As Tabitha sank chin-deep into the steaming bathwater, she would have forgiven Colin almost anything.

Anything except being so adept at stealing past the defenses she’d spent twenty-three years erecting.

She ducked beneath the water, then rubbed soap into her hair as if to scrub away the disturbing thought. The round wooden tub was much humbler than the sunken marble whirlpool she was used to, but after two days with no bath, it was sheer bliss. Lucy perched on its edge, batting the stray soap bubbles into submission with her tiny paws.

Sunlight dappled the tent walls, dispelling Tabitha’s ridiculous fears from the previous night. She’d probably just heard some village woman’s infant stirring fretfully in its sleep. Even now, she could hear distant shouts and laughter, but she was confident no one would dare disturb the laird’s lady in her bath. The thought made her giggle.

She might have lingered in the bath all morning if the water hadn’t begun to cool. She climbed out of the tub, wincing as she finger-combed the tangles from her thick hair. If she could have coaxed Colin out of the amulet at that moment, she wouldn’t have wished for anything more dramatic than some cream rinse and a blow dryer.

Her nape began to tingle with unease. It seemed her privacy had been only an illusion. Someone was watching her.

Snatching up one of the rough linen towels Ewan had left, Tabitha whirled around. She was alone. Alone except for the suspicious hump lying beneath the furs on the cot—a hump Tabitha would have sworn wasn’t there when she climbed into the tub.

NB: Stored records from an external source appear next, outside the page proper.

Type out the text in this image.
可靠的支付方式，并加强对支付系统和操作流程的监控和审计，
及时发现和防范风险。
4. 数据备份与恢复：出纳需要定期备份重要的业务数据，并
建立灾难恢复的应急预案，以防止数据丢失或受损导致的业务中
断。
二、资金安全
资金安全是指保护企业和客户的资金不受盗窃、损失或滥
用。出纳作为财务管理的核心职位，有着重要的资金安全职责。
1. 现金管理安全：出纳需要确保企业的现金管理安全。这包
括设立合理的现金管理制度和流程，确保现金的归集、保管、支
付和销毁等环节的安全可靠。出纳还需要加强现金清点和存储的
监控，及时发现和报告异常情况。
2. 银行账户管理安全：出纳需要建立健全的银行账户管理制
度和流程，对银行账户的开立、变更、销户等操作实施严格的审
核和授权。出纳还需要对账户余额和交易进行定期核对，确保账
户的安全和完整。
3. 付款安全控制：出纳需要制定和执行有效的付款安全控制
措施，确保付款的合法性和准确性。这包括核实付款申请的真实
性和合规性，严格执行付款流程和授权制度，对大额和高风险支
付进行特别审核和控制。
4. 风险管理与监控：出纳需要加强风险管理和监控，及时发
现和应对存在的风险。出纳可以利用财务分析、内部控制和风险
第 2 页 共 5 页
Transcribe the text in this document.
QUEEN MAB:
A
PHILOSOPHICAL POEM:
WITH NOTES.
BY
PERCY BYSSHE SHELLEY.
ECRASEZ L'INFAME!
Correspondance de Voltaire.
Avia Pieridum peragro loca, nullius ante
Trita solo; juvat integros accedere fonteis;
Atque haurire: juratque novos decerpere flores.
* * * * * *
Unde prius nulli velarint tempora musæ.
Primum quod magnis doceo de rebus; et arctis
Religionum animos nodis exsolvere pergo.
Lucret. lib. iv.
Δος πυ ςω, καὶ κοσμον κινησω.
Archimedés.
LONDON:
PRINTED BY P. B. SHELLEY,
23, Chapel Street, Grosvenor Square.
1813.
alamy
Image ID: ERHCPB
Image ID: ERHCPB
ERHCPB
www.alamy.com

Resisting her first instinct to bash it with something
heavy, Tabitha crept over, lifted a corner of one pelt, and peeped underneath.

An elf peeped back at her.

She dropped the pelt. “Why shouldn’t there be an elf?” she muttered. “I’ve met knights in shining armor and evil barons, even heard baby ghosts. Why should an elf be so inconceivable?”

But after several seconds of pensive thought, her natural skepticism prevailed. She swept back the pelts to find a child huddled on the cot. The upturned nose, green eyes, and tangled snarl of hair didn’t belong to any woodland sprite after all, but to Magwyn’s daughter Jenny.